Every AI answer in Reliquary ships with a tiny cryptographic receipt. Any validator can check the receipt in milliseconds. If the receipt is valid, the model was run honestly on the declared weights. If it's not, the miner earns nothing.
The actors
- Miners run the AI model and submit answer + receipt.
- Validators check the receipt, vote on quality, and set stake weights.
- The chain records every vote so outside observers can audit later.
One request, end to end
- The policy authority publishes the blessed model hash for this window.
- Miners run requests through that model. Each answer carries a
completion, tokens, a
sketchof hidden states at one layer, and a signature binding everything to the miner's wallet. - Validators run a cheap one-layer forward pass at 32 sampled positions, compare the sketch, and check 8 more stages.

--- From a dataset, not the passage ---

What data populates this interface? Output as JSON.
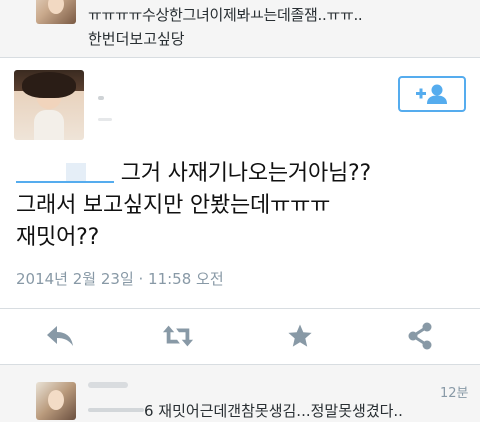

- Every validator signs a verdict. The stake-weighted median across the mesh produces the canonical outcome.
- The median's Merkle root goes onchain per window. Outside observers can reconstruct every verdict from the chain + storage buckets.
Why it can't be cheated
The 19-attack-class audit lives at /docs/scoring. The short version: the sketch depends on per-window randomness the miner cannot predict, so a forged sketch will always miss tolerance. Running a smaller model blows up the log-probability drift stage. Copying another miner's output is caught by content-hash with a 2-second ambiguity window.
What's different from today's subnets
Most Bittensor subnets trust one validator per request. Reliquary lets the mesh disagree cleanly — outliers auto-gate after 5% disagreement. Most subnets re-execute the full model to verify. Reliquary verifies 32 positions out of hundreds — ~99% cheaper, same security.